QuelleMarktgrößeLücken in der Forschungsmethodik
Mordor Intelligence 7,09 Mrd. USD (2026)
Fachverlag A 6,00 Mrd. USD (2026)Verwendet eine engere Sichtweise, die sich auf Formate für Zuckerbeutel und -säcke konzentriert, und tendiert dazu, kleine Einzelhandelsverpackungsformate wie Beutel und Sachets zu unterschätzen, was den Gesamtwert verringert.
Branchenblog B 12,70 Mrd. USD (2030)Berichtet einen späteren Zeitpunkt, ohne den zugrunde liegenden Verpackungsmix und Preisverlauf zu klären, und die Zahl wird wahrscheinlich durch einen breiteren Verpackungsumfang jenseits primärer Zuckerverpackungen beeinflusst, was den Wert nach oben treibt.

Die Tabelle zeigt, dass die Hauptabweichung durch Disziplin beim Umfang und durch die Handhabung von Preis- und Jahresausrichtung erklärt wird, nicht durch eine einzige Wachstumsannahme. Indem die Verpackungstypen an zuckerspezifische Nachfragesignale gebunden bleiben und der Preisverlauf des durchschnittlichen Verkaufspreises anschließend durch Interviewprüfungen belastungsgetestet wird, bleibt die Schätzung nachvollziehbar mit klaren Variablen und wiederholbaren Schritten.

Im Bericht beantwortete Schlüsselfragen

Welchen prognostizierten Wert wird der Markt für Zuckerverpackungen bis 2031 erreichen?

Es wird erwartet, dass er USD 8,56 Milliarden erreicht, da Konverter auf biobasierte Hochbarriere-Formate umsteigen.

Welche Region wird voraussichtlich am schnellsten wachsen?

Die Region Naher Osten und Afrika weist mit einer CAGR von 5,32 % bis 2031 den höchsten Ausblick auf, bedingt durch Vorschriften zur Manipulationssicherheit und steigendem Konsum.

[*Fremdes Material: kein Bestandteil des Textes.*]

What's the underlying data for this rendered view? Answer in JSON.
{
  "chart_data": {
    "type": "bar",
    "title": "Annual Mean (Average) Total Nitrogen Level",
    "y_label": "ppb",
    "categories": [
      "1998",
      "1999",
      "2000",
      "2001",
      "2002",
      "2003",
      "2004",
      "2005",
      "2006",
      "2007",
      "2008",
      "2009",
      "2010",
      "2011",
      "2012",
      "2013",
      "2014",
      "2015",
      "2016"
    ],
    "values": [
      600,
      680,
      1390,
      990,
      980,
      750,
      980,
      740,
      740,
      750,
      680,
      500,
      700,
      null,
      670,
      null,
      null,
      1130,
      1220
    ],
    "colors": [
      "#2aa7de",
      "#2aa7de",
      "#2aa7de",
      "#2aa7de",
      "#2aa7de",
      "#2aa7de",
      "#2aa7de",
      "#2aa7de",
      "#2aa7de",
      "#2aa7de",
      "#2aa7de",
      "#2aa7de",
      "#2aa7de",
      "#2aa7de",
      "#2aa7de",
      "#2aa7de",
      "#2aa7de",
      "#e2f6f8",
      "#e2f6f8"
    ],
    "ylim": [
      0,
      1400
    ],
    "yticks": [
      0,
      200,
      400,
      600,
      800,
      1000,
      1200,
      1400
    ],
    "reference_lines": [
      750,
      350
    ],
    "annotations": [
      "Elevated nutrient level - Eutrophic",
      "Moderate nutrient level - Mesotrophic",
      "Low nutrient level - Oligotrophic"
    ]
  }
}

Warum werden flexible Beutel in E-Commerce-Kanälen bevorzugt?

Standbeutel minimieren das Dimensionsgewicht, widerstehen Schäden durch automatisierte Sortierung und erfüllen die Verbrauchererwartungen hinsichtlich Wiederverschließbarkeit.

Wie beeinflussen Nachhaltigkeitsvorschriften Verpackungsmaterialien?

Die Rahmenbedingungen zur erweiterten Herstellerverantwortung in der EU und Kanada erfordern eine höhere Recyclingfähigkeit und drängen Konverter hin zu Monomaterial-Polyethylen, biobasierten Folien und recycelbaren Papierlaminaten.

Welche Rolle spielt Blockchain bei Zuckerverpackungen?

QR-verknüpfte Blockchain-Datensätze verbessern die Rückverfolgbarkeit, reduzieren Rückrufzeiten um 60 % und stärken das Verbrauchervertrauen bei Premium-Bio-Zuckern.

Welches Verpackungsgrößensegment wächst am schnellsten?

Das 2–5-Kilogramm-Segment wächst mit einer CAGR von 4,76 %, da es Mengenökonomie mit Haushaltspraktikabilität in Schwellenländern verbindet.